One of the most significant touring exhibitions of Aboriginal Australian art ever staged returns to the city where it was first envisioned. Madayin: Eight Decades of Aboriginal Australian Bark Painting from Yirrkala features masterpieces of ochre painting on eucalyptus bark, many of which have never been on view outside of Australia.

Reserve a space in a Sunday guided tour of Madayin at The Fralin Museum of Art with one of Kluge-Ruhe’s knowledgeable gallery guides.

This exhibition is so big and important that we built a separate website for it:

Click here to experience Madayin online


Drawn from the Kluge-Ruhe Aboriginal Art Collection of the University of Virginia and important museum and private collections in the United States and Australia, Madayin was curated by a team of Yolŋu Aboriginal Australian artists and knowledge holders from northern Australia. The idea for the exhibition was conceived in 2015 by Yolŋu artist and leader Djambawa Marawili during a residency at Kluge-Ruhe.
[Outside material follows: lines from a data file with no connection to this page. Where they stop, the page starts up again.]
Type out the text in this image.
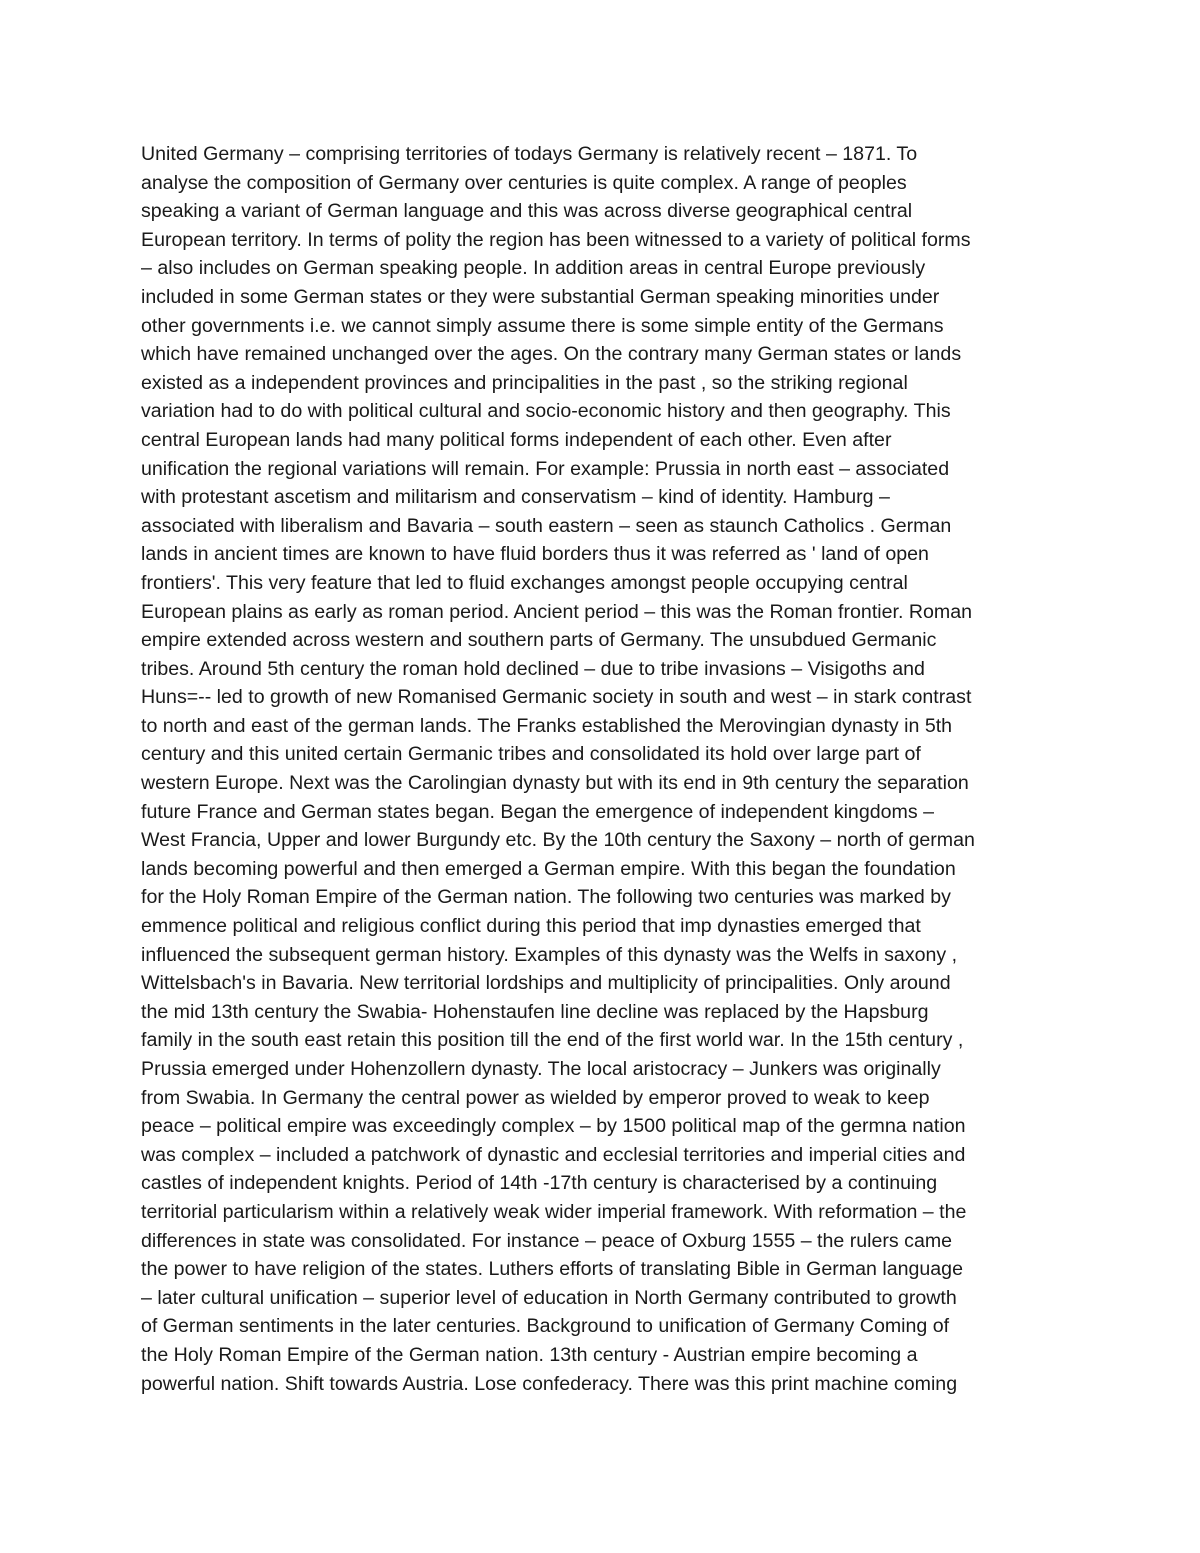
United Germany – comprising territories of todays Germany is relatively recent – 1871. To
analyse the composition of Germany over centuries is quite complex. A range of peoples
speaking a variant of German language and this was across diverse geographical central
European territory. In terms of polity the region has been witnessed to a variety of political forms
– also includes on German speaking people. In addition areas in central Europe previously
included in some German states or they were substantial German speaking minorities under
other governments i.e. we cannot simply assume there is some simple entity of the Germans
which have remained unchanged over the ages. On the contrary many German states or lands
existed as a independent provinces and principalities in the past , so the striking regional
variation had to do with political cultural and socio-economic history and then geography. This
central European lands had many political forms independent of each other. Even after
unification the regional variations will remain. For example: Prussia in north east – associated
with protestant ascetism and militarism and conservatism – kind of identity. Hamburg –
associated with liberalism and Bavaria – south eastern – seen as staunch Catholics . German
lands in ancient times are known to have fluid borders thus it was referred as ' land of open
frontiers'. This very feature that led to fluid exchanges amongst people occupying central
European plains as early as roman period. Ancient period – this was the Roman frontier. Roman
empire extended across western and southern parts of Germany. The unsubdued Germanic
tribes. Around 5th century the roman hold declined – due to tribe invasions – Visigoths and
Huns=-- led to growth of new Romanised Germanic society in south and west – in stark contrast
to north and east of the german lands. The Franks established the Merovingian dynasty in 5th
century and this united certain Germanic tribes and consolidated its hold over large part of
western Europe. Next was the Carolingian dynasty but with its end in 9th century the separation
future France and German states began. Began the emergence of independent kingdoms –
West Francia, Upper and lower Burgundy etc. By the 10th century the Saxony – north of german
lands becoming powerful and then emerged a German empire. With this began the foundation
for the Holy Roman Empire of the German nation. The following two centuries was marked by
emmence political and religious conflict during this period that imp dynasties emerged that
influenced the subsequent german history. Examples of this dynasty was the Welfs in saxony ,
Wittelsbach's in Bavaria. New territorial lordships and multiplicity of principalities. Only around
the mid 13th century the Swabia- Hohenstaufen line decline was replaced by the Hapsburg
family in the south east retain this position till the end of the first world war. In the 15th century ,
Prussia emerged under Hohenzollern dynasty. The local aristocracy – Junkers was originally
from Swabia. In Germany the central power as wielded by emperor proved to weak to keep
peace – political empire was exceedingly complex – by 1500 political map of the germna nation
was complex – included a patchwork of dynastic and ecclesial territories and imperial cities and
castles of independent knights. Period of 14th -17th century is characterised by a continuing
territorial particularism within a relatively weak wider imperial framework. With reformation – the
differences in state was consolidated. For instance – peace of Oxburg 1555 – the rulers came
the power to have religion of the states. Luthers efforts of translating Bible in German language
– later cultural unification – superior level of education in North Germany contributed to growth
of German sentiments in the later centuries. Background to unification of Germany Coming of
the Holy Roman Empire of the German nation. 13th century - Austrian empire becoming a
powerful nation. Shift towards Austria. Lose confederacy. There was this print machine coming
After encountering the rich collection of paintings from his homelands held at the University of Virginia (UVA), he declared the need for an exhibition that would share these paintings with the world. Over the next seven years Marawili led a team of Yolŋu curators, collaborating with Kluge-Ruhe to create this deep exploration of historic and contemporary bark painting.

The title of the exhibition, Madayin, is a Yolŋu word that means both sacred and beautiful. The exhibition includes historic works dating as early as 1935 as well as newly commissioned paintings produced especially for the exhibition. Featuring four generations of artists, it includes some of Australia’s most acclaimed Indigenous artists, including Woŋgu Munuŋgurr, Wandjuk Marika OBE, Naminapu Maymuru-White and Gunybi Ganambarr.

Marawili notes, “It is very important to show these old paintings alongside contemporary works, to recognize that we Yolŋu have enduring patterns that connect us to our Country. I am proud to make this connection to the United States. The art went first—all those old paintings in the museums. What follows is reconciliation and the passing knowledge to America through our art. Because art is important to us. It represents our mind and our soul.”